Valentino chegou à América em 1913. Trazia em si o sangue latino, e uma vontade de enriquecer, tão comum aos jovens imigrantes. Ainda na Europa envolvera-se em um escândalo quando sua amante matou o marido. Na verdade Rodolfo não tinha perspectivas reais, mas tinha a esperança, inerente a quem faz sua própria história. Havia aprendido a dançar em Paris, e depois de algum tempo exercendo as mais diversas atividades, como office boy, jardineiro, garçom e copeiro, pôde enfim se tornar dançarino. Ganhava pouco como dançarino, e passou a oferecer seus serviços de acompanhante.
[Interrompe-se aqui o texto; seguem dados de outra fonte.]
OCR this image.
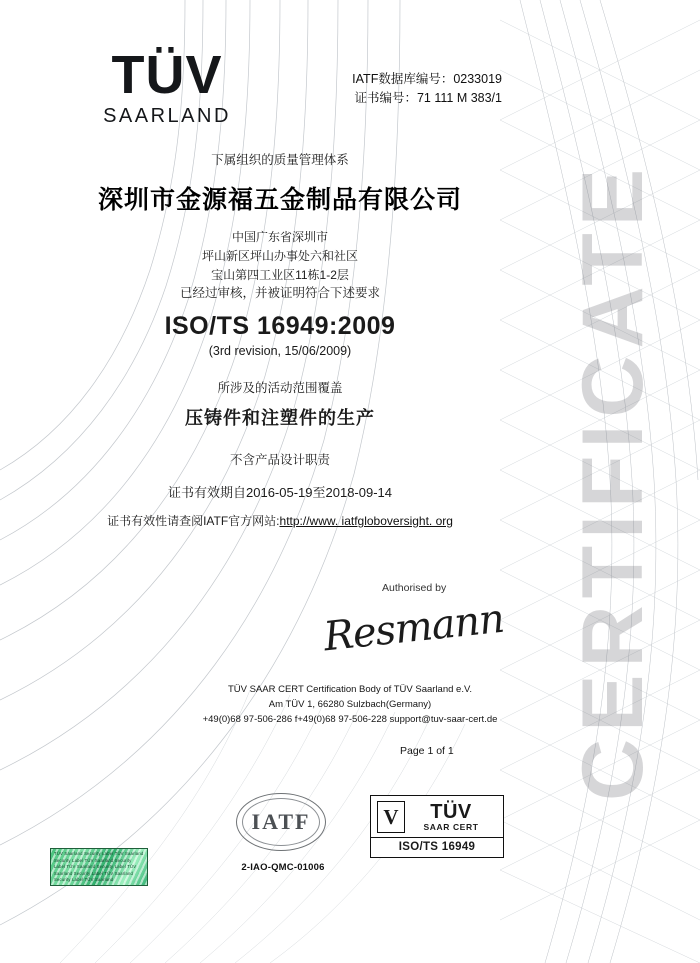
CERTIFICATE
TÜV
SAARLAND
IATF数据库编号：0233019
证书编号：71 111 M 383/1
下属组织的质量管理体系
深圳市金源福五金制品有限公司
中国广东省深圳市
坪山新区坪山办事处六和社区
宝山第四工业区11栋1-2层
已经过审核，并被证明符合下述要求
ISO/TS 16949:2009
(3rd revision, 15/06/2009)
所涉及的活动范围覆盖
压铸件和注塑件的生产
不含产品设计职责
证书有效期自2016-05-19至2018-09-14
证书有效性请查阅IATF官方网站:http://www. iatfgloboversight. org
Authorised by
Resmann
TÜV SAAR CERT Certification Body of TÜV Saarland e.V.
Am TÜV 1, 66280 Sulzbach(Germany)
+49(0)68 97-506-286 f+49(0)68 97-506-228 support@tuv-saar-cert.de
Page 1 of 1
IATF
2-IAO-QMC-01006
V	TÜV
SAAR CERT
ISO/TS 16949
TÜV Saarland Security Label TÜV Saarland Security Label TÜV Saarland Security Label TÜV Saarland Security Label TÜV Saarland Security Label TÜV Saarland Security Label TÜV Saarland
Já na América, o jovem foi visto e admirado dançando em muitas casas. Foi quando foi convidado a fazer testes para filmes. Fez por volta de 20 participações em filmes, sem ser creditado. Dentre eles  “Alimony” (1917), “The battle of the sexes” (1914), “My official wife” (1914), “Seventeen” (1919). Em “A Society sensation” trabalhou ao lado de Carmel Mayers, fazendo finalmente uma personagem com nome, o de filho de magnata. O filme seguinte, “Eyes of youth” faria os produtores abrirem os olhos para um potencial sucesso do rapaz. Mas o início de tudo viria com “The four horsemen of the apocalypse” (Os Quatro Cavaleiros do Apocalipse).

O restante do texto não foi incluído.